Letters to the Editor: Letters & Announcements
To the Editor:
After one inserts a needle through the stopper of a medication vial, a small piece of the stopper is sometimes sheared off (known as coring) and can be noticed floating on the liquid medication. Because of its small size, personnel are not on the lookout for this, or if visualization is blocked by a label, a matching background, or a colored vial, the coring may go unnoticed. This small foreign body can then be aspirated into a syringe and injected into a patient. For many years, the contamination of parenteral fluids and medications by particulate matter has been recognized as a potential health hazard and has been associated with adverse reactions ranging from clinically occult pulmonary granulomas detected at autopsy to local tissue infarction, pulmonary infarction, and death (1,2). Evidence suggests that particle contaminants may not pose a major threat in intact tissue, but may severely compromise tissue perfusion in patients with prior microvascular compromise of vital organs (e.g., after trauma, major surgery, or sepsis) (1). Finally, there is the potential for neurologic damage should such material pass to the left side of the circulation and occlude a cerebral vessel.
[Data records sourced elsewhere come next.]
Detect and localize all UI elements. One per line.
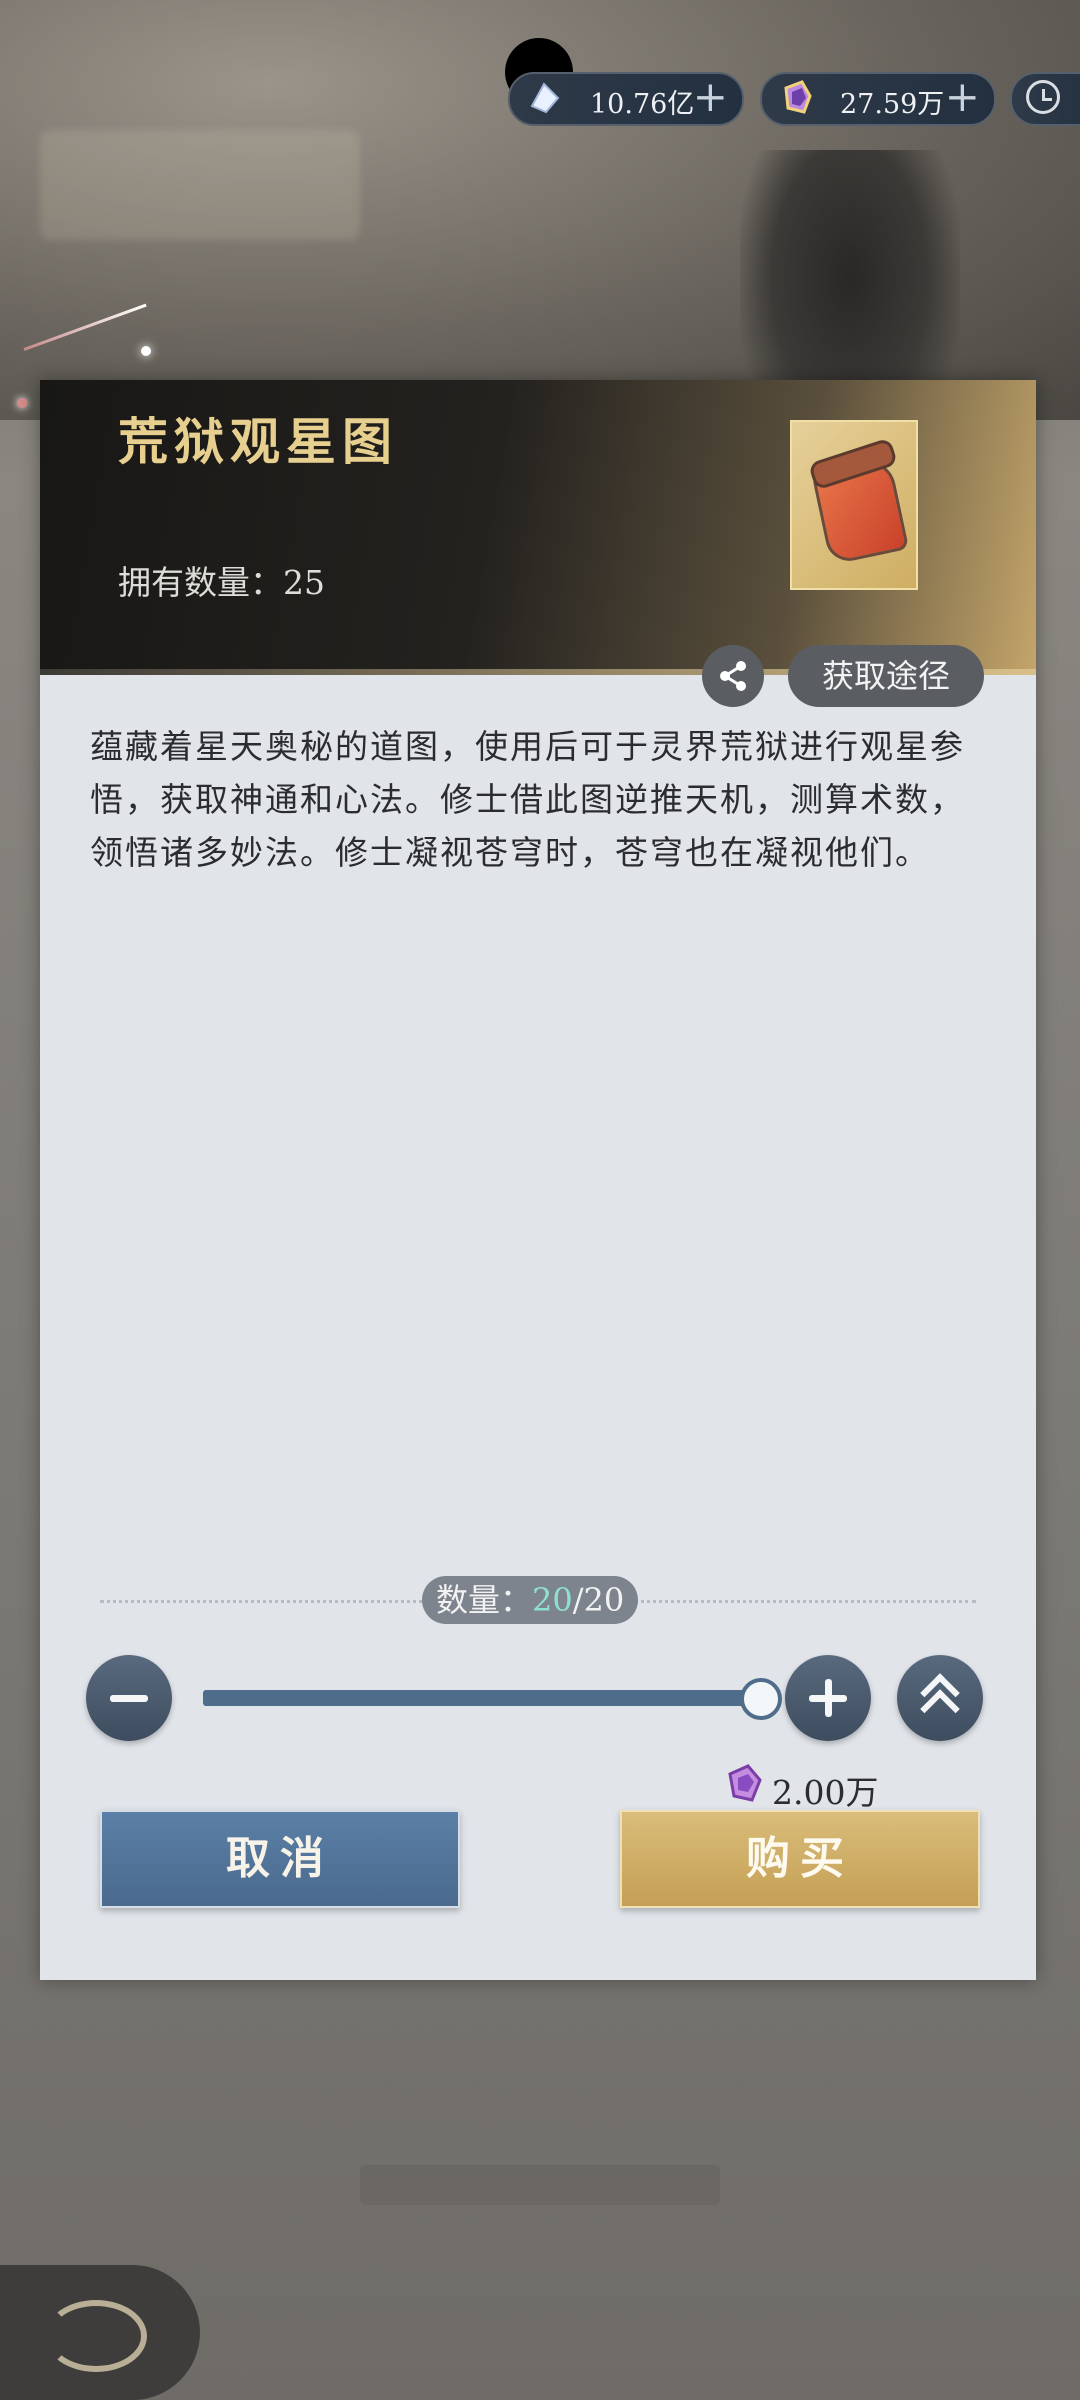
currency-spirit-stone-value: 10.76亿: [590, 89, 695, 120]
clock-icon: [1026, 80, 1060, 114]
currency-spirit-stone[interactable]: 10.76亿 +: [508, 72, 744, 126]
acquisition-source-button[interactable]: 获取途径: [788, 645, 984, 707]
total-price-value: 2.00万: [772, 1773, 879, 1812]
owned-count: 拥有数量：25: [118, 556, 325, 604]
increase-quantity-button[interactable]: [785, 1655, 871, 1741]
quantity-label: 数量：20/20: [422, 1576, 639, 1624]
buy-button[interactable]: 购买: [620, 1810, 980, 1908]
spirit-stone-icon: [530, 82, 560, 114]
decrease-quantity-button[interactable]: [86, 1655, 172, 1741]
currency-fairy-jade[interactable]: 27.59万 +: [760, 72, 996, 126]
background-blurred-title: [40, 130, 360, 240]
quantity-slider-handle[interactable]: [740, 1678, 782, 1720]
timer-button[interactable]: [1010, 72, 1080, 126]
add-spirit-stone-button[interactable]: +: [693, 72, 728, 121]
quantity-slider-fill: [203, 1690, 759, 1706]
item-description: 蕴藏着星天奥秘的道图，使用后可于灵界荒狱进行观星参悟，获取神通和心法。修士借此图…: [90, 727, 965, 872]
item-detail-dialog: 荒狱观星图 拥有数量：25 获取途径 蕴藏着星天奥秘的道图，使用后可于灵界荒狱进…: [40, 380, 1036, 1980]
item-title: 荒狱观星图: [118, 412, 398, 471]
star-map-scroll-icon: [790, 420, 918, 590]
background-hint-text: [360, 2165, 720, 2205]
quantity-current: 20: [532, 1581, 573, 1619]
fairy-jade-icon: [728, 1764, 762, 1802]
quantity-max: 20: [583, 1581, 625, 1619]
cancel-button[interactable]: 取消: [100, 1810, 460, 1908]
quantity-slider[interactable]: [203, 1678, 782, 1720]
share-button[interactable]: [702, 645, 764, 707]
fairy-jade-icon: [784, 80, 812, 114]
owned-label: 拥有数量：: [118, 563, 283, 602]
constellation-star: [141, 346, 151, 356]
background-menu-button: [0, 2265, 200, 2400]
owned-value: 25: [283, 563, 325, 602]
quantity-label-text: 数量：: [436, 1581, 533, 1619]
currency-fairy-jade-value: 27.59万: [840, 89, 945, 120]
quantity-separator: /: [572, 1581, 584, 1619]
constellation-star: [17, 398, 27, 408]
max-quantity-button[interactable]: [897, 1655, 983, 1741]
dialog-header: 荒狱观星图 拥有数量：25: [40, 380, 1036, 675]
share-icon: [720, 661, 746, 691]
add-fairy-jade-button[interactable]: +: [945, 72, 980, 121]
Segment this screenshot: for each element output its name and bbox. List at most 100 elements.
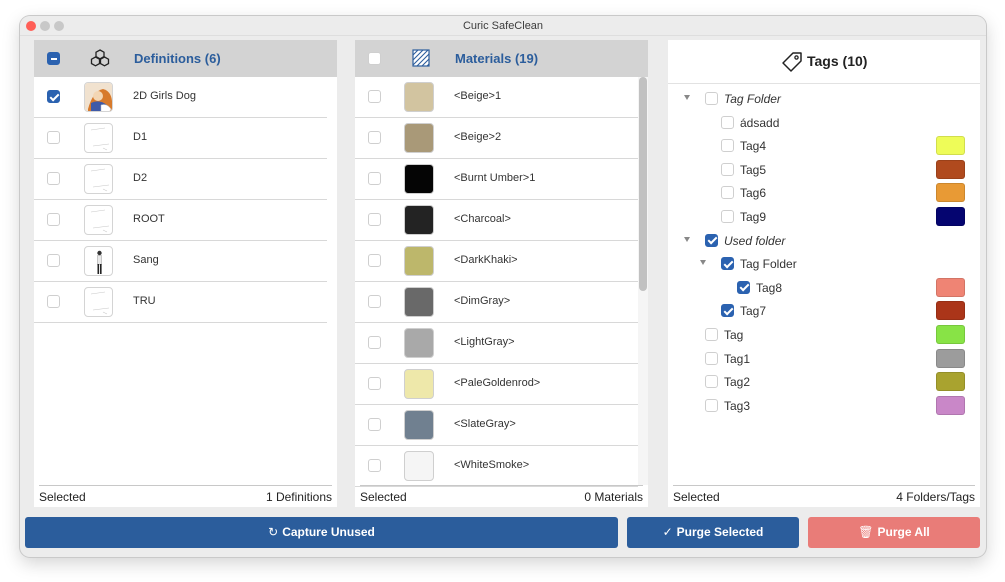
definitions-select-all-checkbox[interactable] (47, 52, 60, 65)
material-row[interactable]: <WhiteSmoke> (355, 446, 638, 487)
definition-row[interactable]: D1 (34, 118, 327, 159)
tag-item[interactable]: Tag1 (668, 348, 980, 369)
material-row[interactable]: <PaleGoldenrod> (355, 364, 638, 405)
tag-color-swatch[interactable] (936, 277, 965, 297)
materials-selected-label: Selected (360, 490, 407, 504)
materials-list: <Beige>1 <Beige>2 <Burnt Umber>1 <Charcoal>… (355, 77, 648, 487)
purge-all-button[interactable]: 🗑︎ Purge All (808, 517, 980, 548)
tag-color-swatch[interactable] (936, 207, 965, 226)
material-checkbox[interactable] (368, 254, 381, 267)
materials-scrollbar[interactable] (638, 77, 648, 485)
tag-color-swatch[interactable] (936, 325, 965, 344)
zoom-window-button[interactable] (54, 21, 64, 31)
tag-item[interactable]: ádsadd (668, 113, 980, 133)
tag-checkbox[interactable] (705, 398, 718, 412)
definition-row[interactable]: TRU (34, 282, 327, 323)
tag-color-swatch[interactable] (936, 136, 965, 156)
definitions-footer: Selected 1 Definitions (39, 485, 332, 507)
tag-item[interactable]: Tag4 (668, 136, 980, 156)
material-label: <DimGray> (454, 295, 511, 307)
definition-checkbox[interactable] (47, 295, 60, 308)
material-row[interactable]: <Charcoal> (355, 200, 638, 241)
definition-row[interactable]: ROOT (34, 200, 327, 241)
purge-selected-button[interactable]: ✓ Purge Selected (627, 517, 799, 548)
tag-color-swatch[interactable] (936, 183, 965, 203)
materials-scrollbar-thumb[interactable] (639, 77, 647, 291)
tag-checkbox[interactable] (721, 186, 734, 200)
tag-checkbox[interactable] (721, 162, 734, 176)
material-row[interactable]: <DimGray> (355, 282, 638, 323)
tag-item[interactable]: Tag6 (668, 183, 980, 203)
tag-item[interactable]: Tag9 (668, 207, 980, 227)
definition-checkbox[interactable] (47, 131, 60, 144)
tag-item[interactable]: Tag7 (668, 301, 980, 321)
tag-color-swatch[interactable] (936, 395, 965, 415)
material-label: <PaleGoldenrod> (454, 377, 541, 389)
tag-checkbox[interactable] (721, 304, 734, 318)
tag-checkbox[interactable] (721, 257, 734, 271)
tag-color-swatch[interactable] (936, 372, 965, 392)
material-row[interactable]: <DarkKhaki> (355, 241, 638, 282)
tag-checkbox[interactable] (721, 210, 734, 223)
material-checkbox[interactable] (368, 418, 381, 431)
capture-unused-button[interactable]: ↻ Capture Unused (25, 517, 618, 548)
material-row[interactable]: <SlateGray> (355, 405, 638, 446)
material-checkbox[interactable] (368, 90, 381, 103)
disclosure-arrow-icon[interactable] (684, 95, 690, 100)
tag-folder-item[interactable]: Used folder (668, 231, 980, 251)
tag-checkbox[interactable] (705, 375, 718, 389)
minimize-window-button[interactable] (40, 21, 50, 31)
tag-folder-item[interactable]: Tag Folder (668, 89, 980, 109)
tag-checkbox[interactable] (705, 351, 718, 365)
tag-item[interactable]: Tag8 (668, 277, 980, 298)
material-row[interactable]: <Beige>1 (355, 77, 638, 118)
material-checkbox[interactable] (368, 377, 381, 390)
tag-color-swatch[interactable] (936, 301, 965, 321)
tags-footer: Selected 4 Folders/Tags (673, 485, 975, 507)
material-checkbox[interactable] (368, 336, 381, 349)
tag-item[interactable]: Tag (668, 325, 980, 345)
definition-label: 2D Girls Dog (133, 90, 196, 102)
tag-item[interactable]: Tag3 (668, 395, 980, 416)
material-checkbox[interactable] (368, 172, 381, 185)
material-swatch (404, 328, 434, 358)
definition-row[interactable]: 2D Girls Dog (34, 77, 327, 118)
definition-row[interactable]: D2 (34, 159, 327, 200)
tag-item[interactable]: Tag5 (668, 159, 980, 180)
definition-checkbox[interactable] (47, 213, 60, 226)
disclosure-arrow-icon[interactable] (700, 260, 706, 266)
tag-label: Tag (724, 328, 744, 342)
tag-color-swatch[interactable] (936, 348, 965, 368)
material-row[interactable]: <Burnt Umber>1 (355, 159, 638, 200)
definition-checkbox[interactable] (47, 254, 60, 267)
dog-thumbnail (84, 82, 113, 112)
material-checkbox[interactable] (368, 459, 381, 472)
close-window-button[interactable] (26, 21, 36, 31)
material-swatch (404, 164, 434, 194)
tag-checkbox[interactable] (705, 328, 718, 341)
definitions-list: 2D Girls Dog D1 D2 ROOT Sang TRU (34, 77, 337, 323)
definition-checkbox[interactable] (47, 172, 60, 185)
definition-checkbox[interactable] (47, 90, 60, 103)
tag-folder-item[interactable]: Tag Folder (668, 254, 980, 274)
tag-checkbox[interactable] (705, 92, 718, 105)
tag-checkbox[interactable] (705, 233, 718, 247)
definition-label: D1 (133, 131, 148, 143)
material-checkbox[interactable] (368, 295, 381, 308)
texture-icon (412, 49, 430, 67)
tag-checkbox[interactable] (737, 280, 750, 294)
tag-checkbox[interactable] (721, 139, 734, 153)
material-row[interactable]: <Beige>2 (355, 118, 638, 159)
material-checkbox[interactable] (368, 131, 381, 144)
tag-item[interactable]: Tag2 (668, 372, 980, 392)
tag-color-swatch[interactable] (936, 159, 965, 179)
material-checkbox[interactable] (368, 213, 381, 226)
material-label: <DarkKhaki> (454, 254, 518, 266)
definition-row[interactable]: Sang (34, 241, 327, 282)
sketch-thumbnail (84, 205, 113, 235)
tag-checkbox[interactable] (721, 115, 734, 129)
person-thumbnail (84, 246, 113, 276)
disclosure-arrow-icon[interactable] (684, 236, 690, 242)
material-row[interactable]: <LightGray> (355, 323, 638, 364)
materials-select-all-checkbox[interactable] (368, 52, 381, 65)
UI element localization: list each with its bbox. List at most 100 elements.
Although steps have been taken by some pharmaceutical companies to reduce the risk of coring, manufacturing and quality control standards vary between companies. Economic pressures leading to the increased use of generic drugs, counterfeit drugs, or drugs purchased over the Internet, particularly in developing countries, may result in medication packaging with an increased risk of coring (1).
Although coring is most likely a low-frequency event, other reports of coring (3,4) as well as patent applications for needles that prevent coring suggest that coring continues to occur and is a problem that has not been completely solved.
There is a longstanding recommended technique of needle insertion into a medication vial that reduces the risk of coring (5,6). The needle should be inserted at a 45–60° angle with the opening of the needle tip facing up (i.e., away from the stopper). A small amount of pressure is applied and the angle is gradually increased as the needle enters the vial. The needle should be at a 90° angle just as the needle bevel passes through the stopper.
Smaller gauge needles may reduce the risk of coring, but may make the cored piece more difficult to see should coring occur (7). Using blunt fill needles may also reduce the risk of coring (and needle stick injuries).
Application of this technique incurs no cost and adds at most a few seconds to the time it takes to draw up medication.
Jonathan V. Roth, MD
Associate Professor of Anesthesiology
Thomas Jefferson School of Medicine
Department of Anesthesiology
Albert Einstein Medical Center
1. Lehr HA, Brunner J, Rangoonwala R, Kirkpatrick CJ. Particulate matter contamination of intravenous antibiotics aggravates loss of functional capillary density in postischemic striated muscle. Am J Respir Crit Care Med 2002;165:514–20.
2. Kirkpatrick CJ, Lehr HA, Otto M, et al. Clinical implications of circulating particulate contamination of parenteral injections: a review. Crit Care Shock 1999;4:166–73.
3. Adachi Y, Takigami J, Watanabe K, Satoh T. A case of coring using a 1% Diprivan vial. Masui 2001;50:635–6.
4. Shiroyama K. The incidence of “coring” during aspiration of propofol from a 50-mL vial. J Anesth 2001;15:120.
5. Turco SJ, King RE. Sterile dosage forms: their preparation and clinical application. Philadelphia: Lea and Febiger, 1974.
7. Plumer AL. Principles and practice of intravenous therapy. 2nd ed. Boston: Little, Brown and Company, 1975.